Year Released: 1980
Notable Songs: “America”, “Love on the Rocks”, “Hello Again”
Album MVP: “Hello Again”
Why I Loved It: I have no doubt this selection is far higher than most would have, if they even included this at all. I can feel the criticism before even hitting send on this post. Fortunately, this is my countdown and not yours. Honestly, I never had much of a choice when it came to liking Neil Diamond. Both my parents were huge Neil Diamond fans and as a young kid his music was constantly shoved down my throat, so at the very least I knew all his songs. I was just nine years old when The Jazz Singer came out (I’m talking about the movie here) and I have no idea why I’d watch a flick about a New York City guy torn between his Jewish traditions and being a pop music star, but I did—and I liked it. Well, that’s not true.

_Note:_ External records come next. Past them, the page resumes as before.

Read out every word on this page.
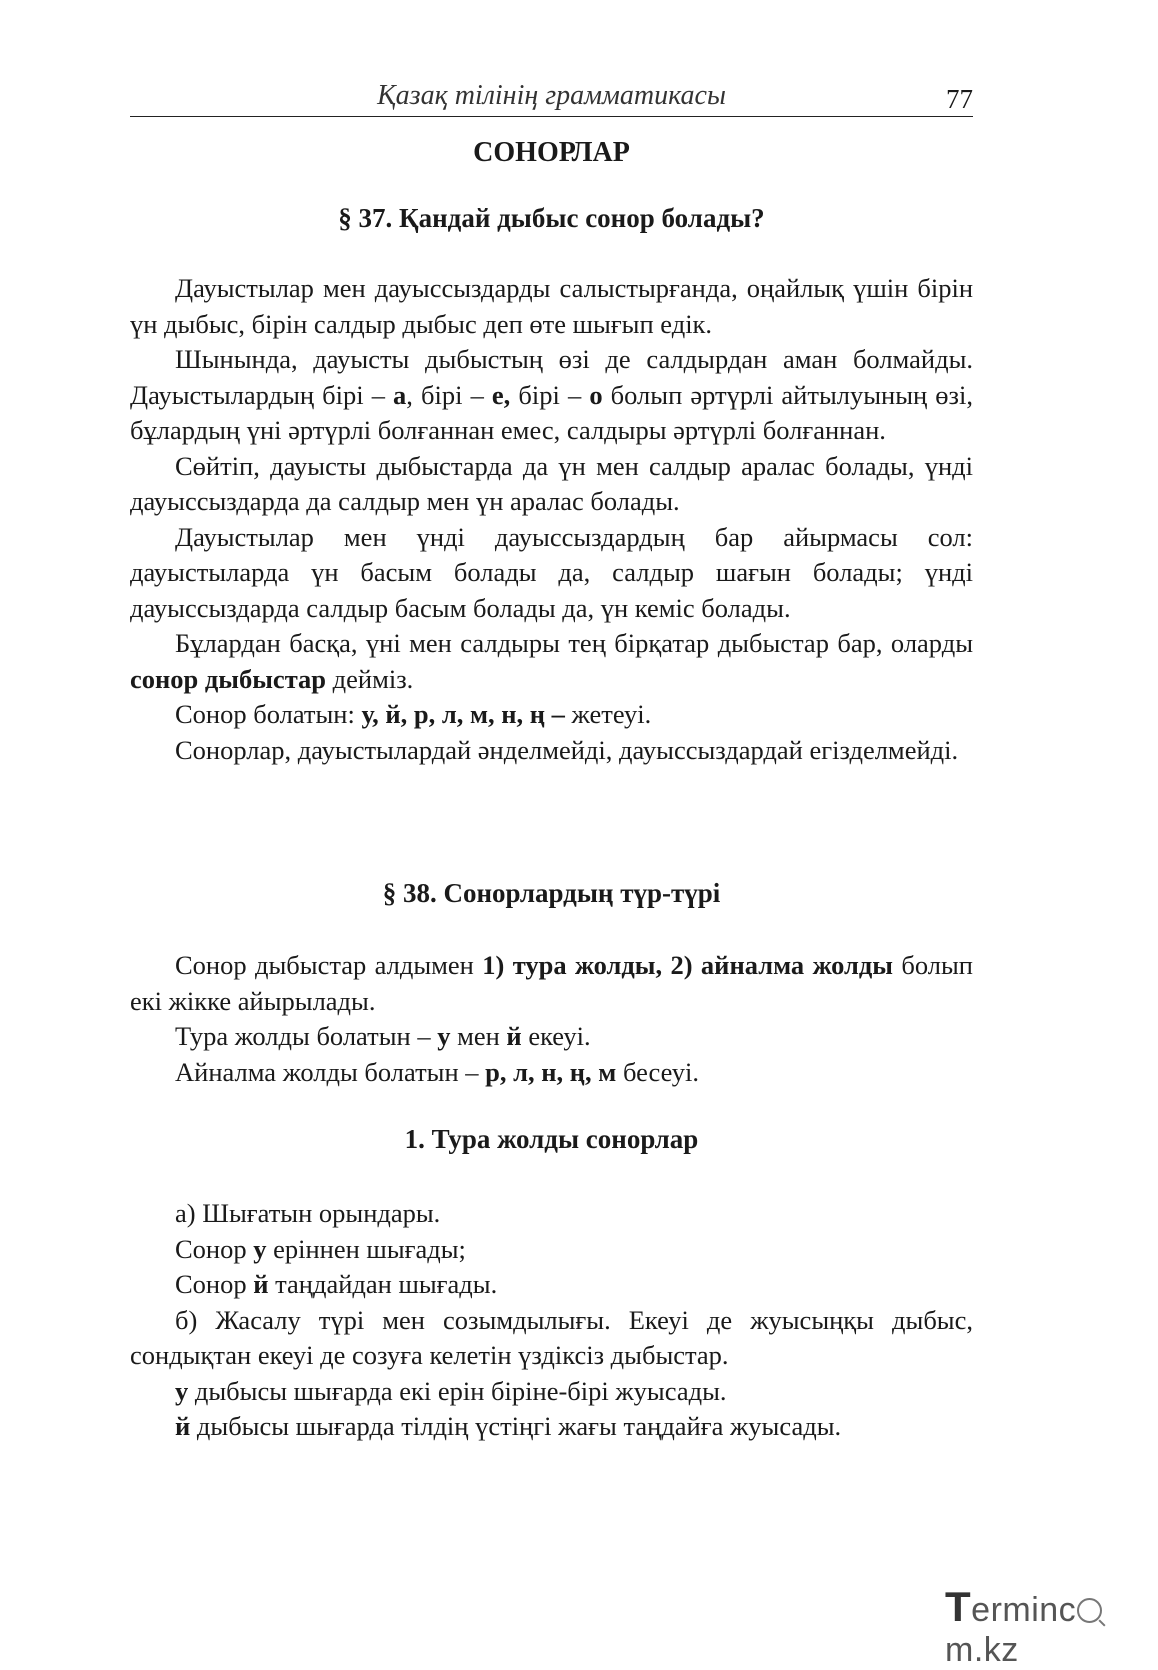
Қазақ тілінің грамматикасы	77
СОНОРЛАР
§ 37. Қандай дыбыс сонор болады?

Дауыстылар мен дауыссыздарды салыстырғанда, оңайлық үшін бірін үн дыбыс, бірін салдыр дыбыс деп өте шығып едік.

Шынында, дауысты дыбыстың өзі де салдырдан аман болмайды. Дауыстылардың бірі – а, бірі – е, бірі – о болып әртүрлі айтылуының өзі, бұлардың үні әртүрлі болғаннан емес, салдыры әртүрлі болғаннан.

Сөйтіп, дауысты дыбыстарда да үн мен салдыр аралас болады, үнді дауыссыздарда да салдыр мен үн аралас болады.

Дауыстылар мен үнді дауыссыздардың бар айырмасы сол: дауыстыларда үн басым болады да, салдыр шағын болады; үнді дауыссыздарда салдыр басым болады да, үн кеміс болады.

Бұлардан басқа, үні мен салдыры тең бірқатар дыбыстар бар, оларды сонор дыбыстар дейміз.

Сонор болатын: у, й, р, л, м, н, ң – жетеуі.

Сонорлар, дауыстылардай әнделмейді, дауыссыздардай егізделмейді.

§ 38. Сонорлардың түр-түрі

Сонор дыбыстар алдымен 1) тура жолды, 2) айналма жолды болып екі жікке айырылады.

Тура жолды болатын – у мен й екеуі.

Айналма жолды болатын – р, л, н, ң, м бесеуі.

1. Тура жолды сонорлар

а) Шығатын орындары.

Сонор у еріннен шығады;

Сонор й таңдайдан шығады.

б) Жасалу түрі мен созымдылығы. Екеуі де жуысыңқы дыбыс, сондықтан екеуі де созуға келетін үздіксіз дыбыстар.

у дыбысы шығарда екі ерін біріне-бірі жуысады.

й дыбысы шығарда тілдің үстіңгі жағы таңдайға жуысады.

Termincm.kz
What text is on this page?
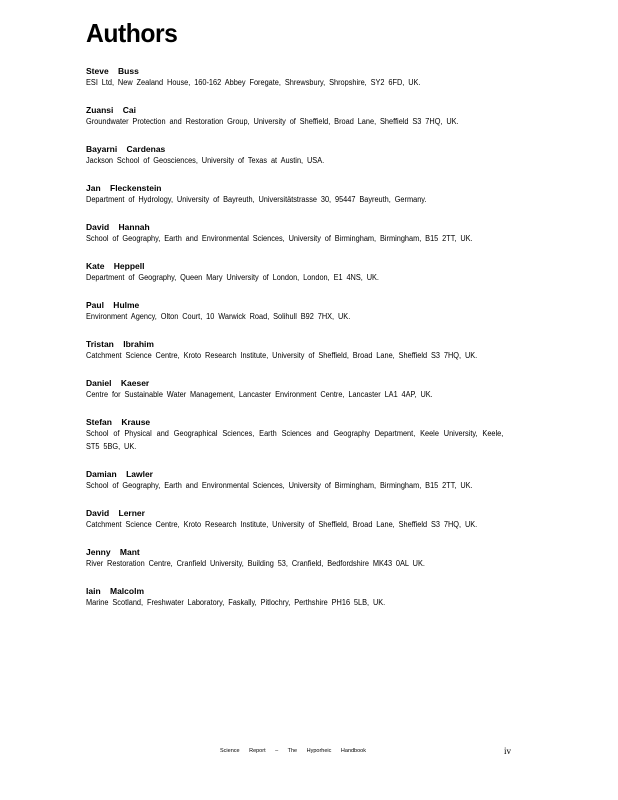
Authors
Steve Buss
ESI Ltd, New Zealand House, 160-162 Abbey Foregate, Shrewsbury, Shropshire, SY2 6FD, UK.
Zuansi Cai
Groundwater Protection and Restoration Group, University of Sheffield, Broad Lane, Sheffield S3 7HQ, UK.
Bayarni Cardenas
Jackson School of Geosciences, University of Texas at Austin, USA.
Jan Fleckenstein
Department of Hydrology, University of Bayreuth, Universitätstrasse 30, 95447 Bayreuth, Germany.
David Hannah
School of Geography, Earth and Environmental Sciences, University of Birmingham, Birmingham, B15 2TT, UK.
Kate Heppell
Department of Geography, Queen Mary University of London, London, E1 4NS, UK.
Paul Hulme
Environment Agency, Olton Court, 10 Warwick Road, Solihull B92 7HX, UK.
Tristan Ibrahim
Catchment Science Centre, Kroto Research Institute, University of Sheffield, Broad Lane, Sheffield S3 7HQ, UK.
Daniel Kaeser
Centre for Sustainable Water Management, Lancaster Environment Centre, Lancaster LA1 4AP, UK.
Stefan Krause
School of Physical and Geographical Sciences, Earth Sciences and Geography Department, Keele University, Keele, ST5 5BG, UK.
Damian Lawler
School of Geography, Earth and Environmental Sciences, University of Birmingham, Birmingham, B15 2TT, UK.
David Lerner
Catchment Science Centre, Kroto Research Institute, University of Sheffield, Broad Lane, Sheffield S3 7HQ, UK.
Jenny Mant
River Restoration Centre, Cranfield University, Building 53, Cranfield, Bedfordshire MK43 0AL UK.
Iain Malcolm
Marine Scotland, Freshwater Laboratory, Faskally, Pitlochry, Perthshire PH16 5LB, UK.
Science Report – The Hyporheic Handbook	iv
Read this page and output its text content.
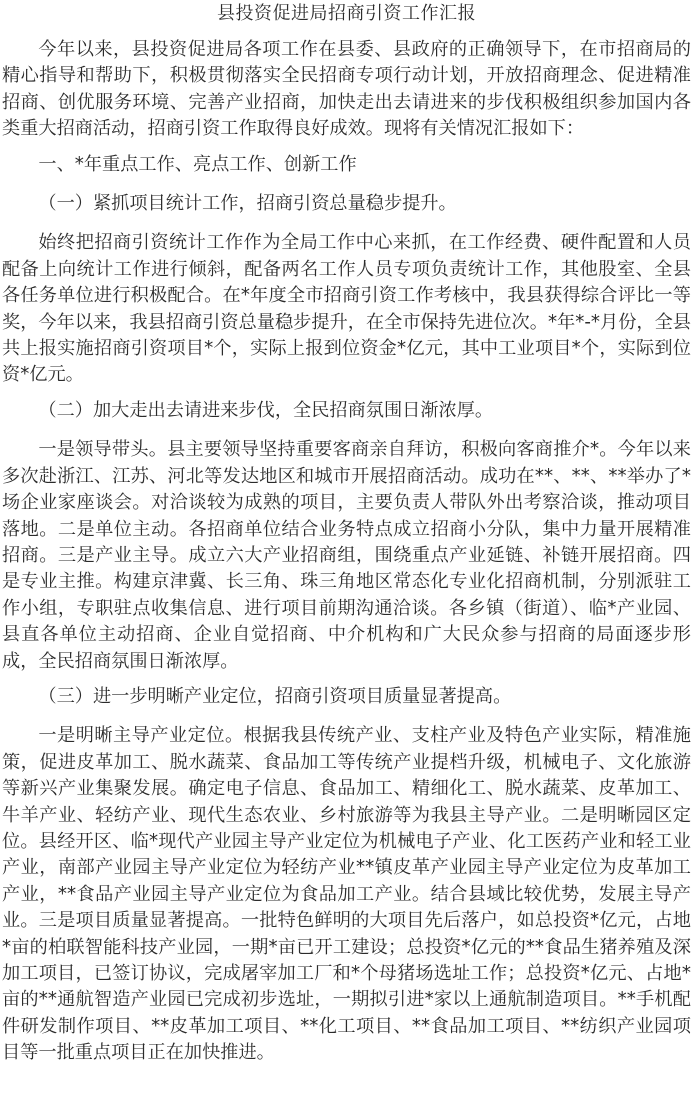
县投资促进局招商引资工作汇报
今年以来，县投资促进局各项工作在县委、县政府的正确领导下，在市招商局的精心指导和帮助下，积极贯彻落实全民招商专项行动计划，开放招商理念、促进精准招商、创优服务环境、完善产业招商，加快走出去请进来的步伐积极组织参加国内各类重大招商活动，招商引资工作取得良好成效。现将有关情况汇报如下：
一、*年重点工作、亮点工作、创新工作
（一）紧抓项目统计工作，招商引资总量稳步提升。
始终把招商引资统计工作作为全局工作中心来抓，在工作经费、硬件配置和人员配备上向统计工作进行倾斜，配备两名工作人员专项负责统计工作，其他股室、全县各任务单位进行积极配合。在*年度全市招商引资工作考核中，我县获得综合评比一等奖，今年以来，我县招商引资总量稳步提升，在全市保持先进位次。*年*-*月份，全县共上报实施招商引资项目*个，实际上报到位资金*亿元，其中工业项目*个，实际到位资*亿元。
（二）加大走出去请进来步伐，全民招商氛围日渐浓厚。
一是领导带头。县主要领导坚持重要客商亲自拜访，积极向客商推介*。今年以来多次赴浙江、江苏、河北等发达地区和城市开展招商活动。成功在**、**、**举办了*场企业家座谈会。对洽谈较为成熟的项目，主要负责人带队外出考察洽谈，推动项目落地。二是单位主动。各招商单位结合业务特点成立招商小分队，集中力量开展精准招商。三是产业主导。成立六大产业招商组，围绕重点产业延链、补链开展招商。四是专业主推。构建京津冀、长三角、珠三角地区常态化专业化招商机制，分别派驻工作小组，专职驻点收集信息、进行项目前期沟通洽谈。各乡镇（街道）、临*产业园、县直各单位主动招商、企业自觉招商、中介机构和广大民众参与招商的局面逐步形成，全民招商氛围日渐浓厚。
（三）进一步明晰产业定位，招商引资项目质量显著提高。
一是明晰主导产业定位。根据我县传统产业、支柱产业及特色产业实际，精准施策，促进皮革加工、脱水蔬菜、食品加工等传统产业提档升级，机械电子、文化旅游等新兴产业集聚发展。确定电子信息、食品加工、精细化工、脱水蔬菜、皮革加工、牛羊产业、轻纺产业、现代生态农业、乡村旅游等为我县主导产业。二是明晰园区定位。县经开区、临*现代产业园主导产业定位为机械电子产业、化工医药产业和轻工业产业，南部产业园主导产业定位为轻纺产业**镇皮革产业园主导产业定位为皮革加工产业，**食品产业园主导产业定位为食品加工产业。结合县域比较优势，发展主导产业。三是项目质量显著提高。一批特色鲜明的大项目先后落户，如总投资*亿元，占地*亩的柏联智能科技产业园，一期*亩已开工建设；总投资*亿元的**食品生猪养殖及深加工项目，已签订协议，完成屠宰加工厂和*个母猪场选址工作；总投资*亿元、占地*亩的**通航智造产业园已完成初步选址，一期拟引进*家以上通航制造项目。**手机配件研发制作项目、**皮革加工项目、**化工项目、**食品加工项目、**纺织产业园项目等一批重点项目正在加快推进。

The movie sucked and was stupid but I found myself loving the soundtrack, far more than any nine-year old should. I’m not sure the tracks were love at first sight, but they definitely started to grow on me.
It’s not like I was limited in how often I heard it because my father obviously had the album. Ironically as I grew older I felt like Diamond’s vibe was usually a bit smug for my liking but his tracks on The Jazz Singer were authentic, and that’s because it’s a beautiful album featuring a trio of jewels that helped define Diamond’s legacy. “Hello Again” became one of my favorite slow songs ever and who doesn’t singing along to “Love on the Rocks” and especially “America”? This is a GREAT album—one 80’s aficionados don’t give enough respect to.
Commercial Success: Believe it or not, at this point the Jazz Singer, Diamond’s 15th studio album was his most successfully commercially, rising to three on the Billboard Top 200 in the United States and also three in the United Kingdom. “Love on the Rocks” was the biggest single, reaching number-two on the Billboard Hot 100 and finishing 1981 ranked 26th on the year-end chart. “Hello Again” reached number-six on the Billboard Hot 100 and finished ’81 ranked 70th on the year-end chart. “America” was the third top 10 hit from the Jazz Singer, peaking at number-eight on the Billboard Hot 100. The song has dated well, as its probably more popular as a national pride album today than it was back in the early 80s. In total The Jazz Singer sold more than five million copies in the United States.
Fun Facts: As long and storied as Diamond’s career has been he’s only had two solo singles reach number-one on the Billboard Hot 100; “Cracklin’ Rosie” (1970) and “Song Song Blue” (1972). “Love on the Rocks” narrowly missed become his third, peaking at number-two in 1980. “Sweet Carolina” (1969) and “I am…I said” (1971) reached four and “Longfellow Serenade” (1974) hit five, giving him a surprisingly low six top five singles for his career. “You Don’t Bring Me Flowers” (1978) reached number-one but that was a duet with Barbara Stresiand.